March 09, 2004

More on meiru

Discussions over lunch today in the TITech cafeteria clarified some things about Japanese cell phone text messages. If there are mistakes in the summary that follows (and there probably are), it's because I misunderstood.

Japanese cell-phone text messages are always sent as email, and are fully integrated into the regular email system. That's why the same word meiru is used for both. Cell phones are not used for instant messaging, and in fact (at least among my consultants) instant messaging is not much used at all.

Cell-phone text messages are sent and displayed in standard Japanese orthography -- that is, kanji (Chinese logographic characters), two kinds of kana (moraic characters often referred to as a "syllabary"), and romaji (the familiar latin alphabet). Text entry is via kana, using the simple principle that the kana can be arranged in a 5x10 table, so that pressing the "1" key four times means the 4th kana in the first column, namely "e"; or pressing the "4" key once means the 1st kana in the fourth column, namely "ta" (or something like that...). There is an "enter" key that sometimes needs to be pressed between characters and sometimes doesn't, and there is some sort of auto-complete functionality, which (I think) varies among entry software variants.
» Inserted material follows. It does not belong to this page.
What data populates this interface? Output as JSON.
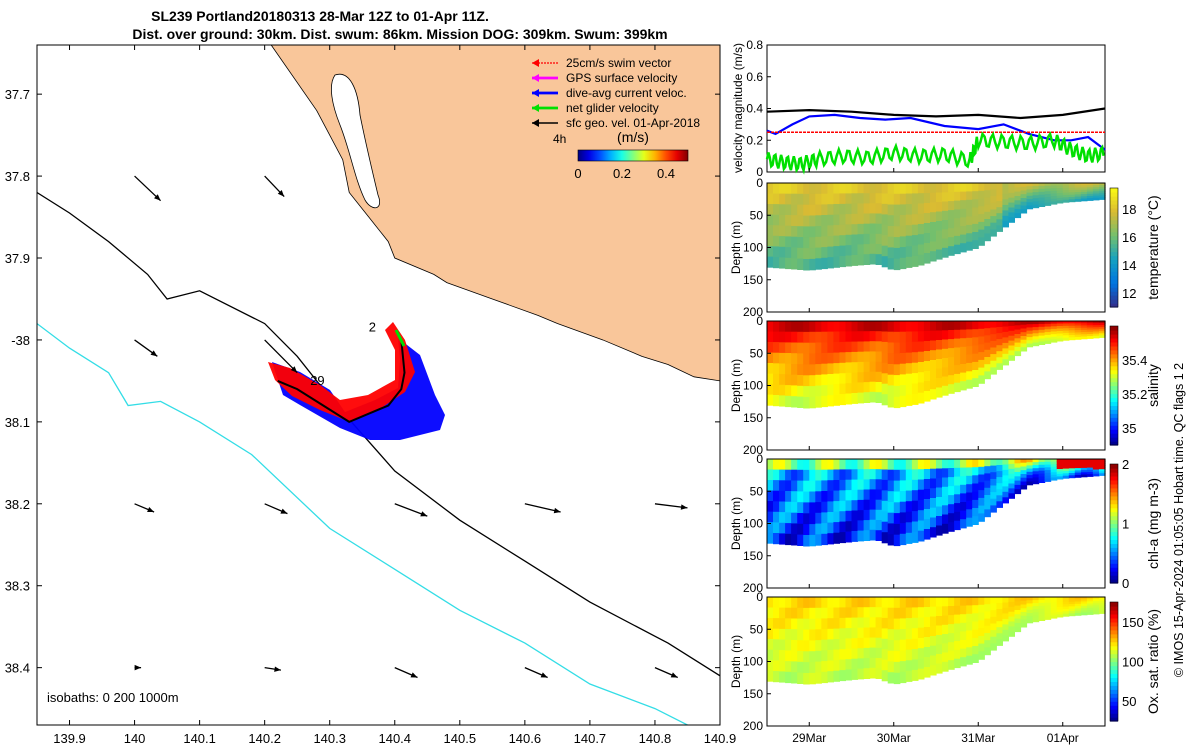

Though this hardly seems like a very efficient use of keystrokes, people get to be pretty good at it. The folks at the lunch table, after some discussion and experimentation, estimated that practiced users achieve about 15 wpm, and some meiru-atheletes may do substantially better. I was told that a well-known violin soloist, Senju Mariko, is also a novelist, and does her writing by cell phone, because this enables her to integrate her writing into her busy daily life.

The opinion of all the Japanese at the lunch table (three male, one female) was that women are faster at cell-phone meiru than men, and also use it more.
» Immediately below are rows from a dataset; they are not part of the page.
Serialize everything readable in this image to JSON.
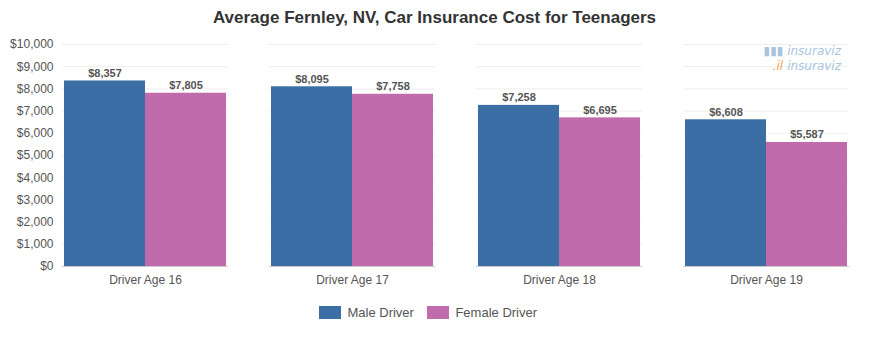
{
  "chart_data": {
    "type": "bar",
    "title": "Average Fernley, NV, Car Insurance Cost for Teenagers",
    "categories": [
      "Driver Age 16",
      "Driver Age 17",
      "Driver Age 18",
      "Driver Age 19"
    ],
    "series": [
      {
        "name": "Male Driver",
        "color": "#3a6ea5",
        "values": [
          8357,
          8095,
          7258,
          6608
        ],
        "value_labels": [
          "$8,357",
          "$8,095",
          "$7,258",
          "$6,608"
        ]
      },
      {
        "name": "Female Driver",
        "color": "#c06bab",
        "values": [
          7805,
          7758,
          6695,
          5587
        ],
        "value_labels": [
          "$7,805",
          "$7,758",
          "$6,695",
          "$5,587"
        ]
      }
    ],
    "ylim": [
      0,
      10000
    ],
    "yticks": [
      {
        "value": 0,
        "label": "$0"
      },
      {
        "value": 1000,
        "label": "$1,000"
      },
      {
        "value": 2000,
        "label": "$2,000"
      },
      {
        "value": 3000,
        "label": "$3,000"
      },
      {
        "value": 4000,
        "label": "$4,000"
      },
      {
        "value": 5000,
        "label": "$5,000"
      },
      {
        "value": 6000,
        "label": "$6,000"
      },
      {
        "value": 7000,
        "label": "$7,000"
      },
      {
        "value": 8000,
        "label": "$8,000"
      },
      {
        "value": 9000,
        "label": "$9,000"
      },
      {
        "value": 10000,
        "label": "$10,000"
      }
    ],
    "grid": true,
    "legend": "bottom",
    "data_labels": true,
    "annotations": [
      {
        "text": "▮▮▮ insuraviz",
        "color": "#aac4e0"
      },
      {
        "text": ".il",
        "color": "#f4a460"
      },
      {
        "text": "insuraviz",
        "color": "#aac4e0"
      }
    ]
  }
}
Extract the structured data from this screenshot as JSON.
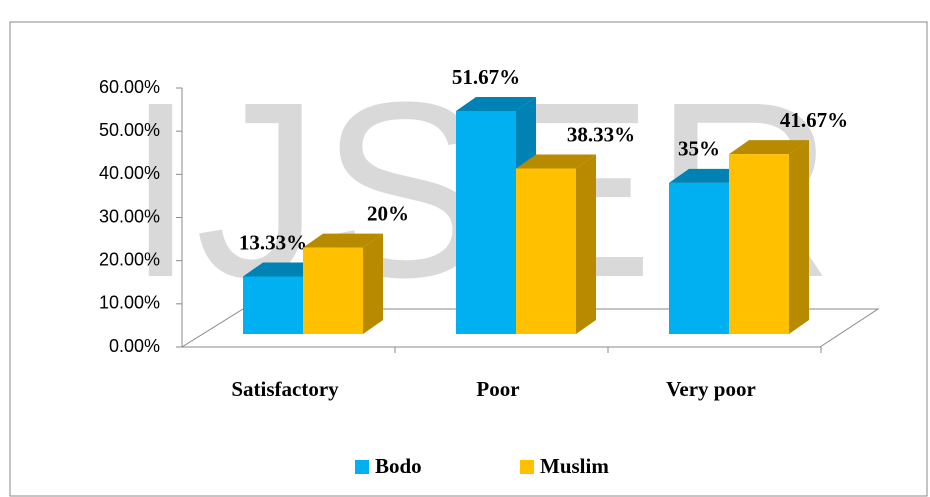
{
  "chart_data": {
    "type": "bar3d",
    "watermark": "IJSER",
    "categories": [
      "Satisfactory",
      "Poor",
      "Very poor"
    ],
    "series": [
      {
        "name": "Bodo",
        "color": "#00b0f0",
        "side": "#0082b4",
        "values": [
          13.33,
          51.67,
          35
        ],
        "value_labels": [
          "13.33%",
          "51.67%",
          "35%"
        ]
      },
      {
        "name": "Muslim",
        "color": "#ffc000",
        "side": "#b88a00",
        "values": [
          20,
          38.33,
          41.67
        ],
        "value_labels": [
          "20%",
          "38.33%",
          "41.67%"
        ]
      }
    ],
    "ylim": [
      0,
      60
    ],
    "yticks": [
      {
        "value": 0,
        "label": "0.00%"
      },
      {
        "value": 10,
        "label": "10.00%"
      },
      {
        "value": 20,
        "label": "20.00%"
      },
      {
        "value": 30,
        "label": "30.00%"
      },
      {
        "value": 40,
        "label": "40.00%"
      },
      {
        "value": 50,
        "label": "50.00%"
      },
      {
        "value": 60,
        "label": "60.00%"
      }
    ],
    "legend": "bottom"
  }
}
As for why Japanese people in general use cell phone meiru so much, there was agreement that it is considered rude to talk on the phone (cell or otherwise) in the hearing of others, and that talking on a cell phone in a public place would be especially impolite. It was also agreed that cell phone messaging is very cheap, almost free, whereas cell phone talk minutes are relatively expensive. Finally, cell phone message is done with one hand, and so can be done while standing on a train or on a platform or bus stop, where a laptop computer could not be used. Given that long commutes on crowded vehicles are the norm -- one of my friends said that he has a short commute, only one hour each way -- this certainly motivates a one-handed solution, whether for comunication or for web information access or for gaming.
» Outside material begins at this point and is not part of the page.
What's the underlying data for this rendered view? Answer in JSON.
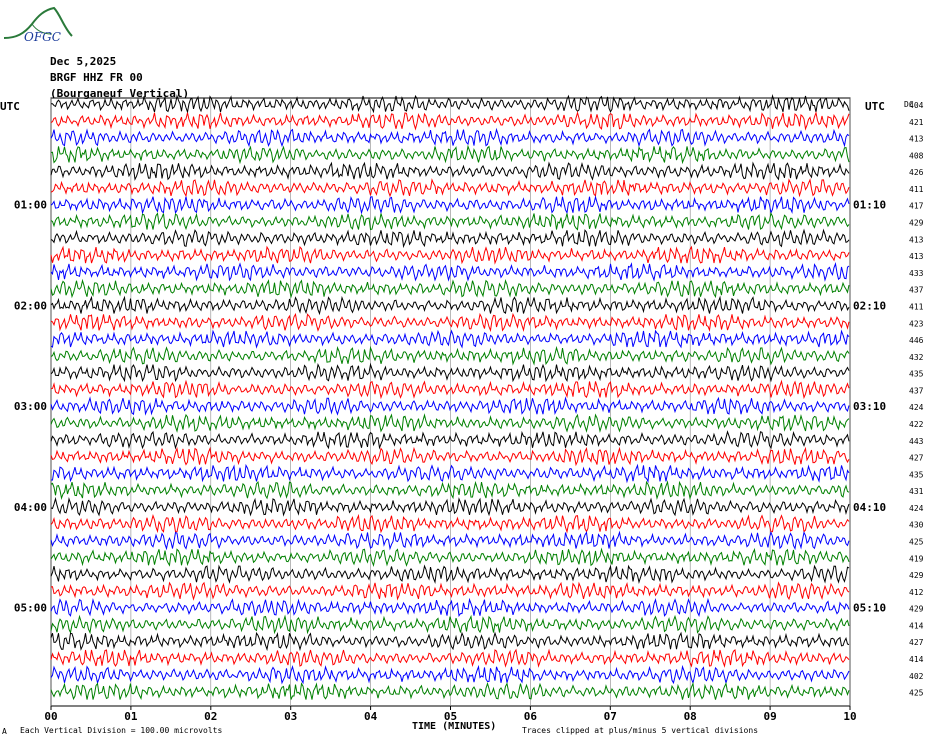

My understanding of the situation in Europe is that the economics are different (SMS messages are far from free), and also that the cell phone messages are not normally integrated into the regular email system, but just go back and forth between cell phones, and that talking on cell phones in public is not any ruder than it is the U.S. So I'm somewhat puzzled about why text messaging by cell phone is so popular there.

Here is a weblog entry from that discusses differences between Japan and Europe, quoting other articles and blog entries -- some (quoted) highlights:

-- Pricing of SMS vs. mobile email is one major differentiator between Europe and Japan

-- The Japanese message lengths are longer (in some cases, 1,000 characters),

-- Some of Japanese are not familiar to PC. Cell phone is major way for mail and web.

And so far, this whole thing is not happening in the U.S. -- because of pricing, availability and interoperability issues, and maybe cultural differences. Will the U.S. just suddenly catch up at some point? or go off in a different direction?

Here, by the way, is a weblog consisting of "pictures or thoughts sent live from my cellphone in japan". (That's "my" as in belonging to the author of the cited weblog, not "my" as in belonging to me). There don't seem to be many Japanese-language weblogs, though.

[Update 3/31/2004: Matt X. emailed to say:

I live in Japan and most of your article matches what my friends tell me -- but the final line, about there not being many blogs in Japanese, is far from the mark. The "census" you link to is also way, way wrong -- looking at their methodology, it seems that they simply aren't looking where the Japanese blogs are.

It would be accurate to say that "there aren't many Japanese blogs which are integrated closely with the America-based English-language blogging community", I guess, but that's only to be expected. If a more accurate census was taken, covering Japanese sites equivalent to livejournal (many of these sites allow or even encourage you to update and view blogs by cellphone, incidentally..), the numbers would look very different.

Someone should tell the people at the NITLE blog census where to look.]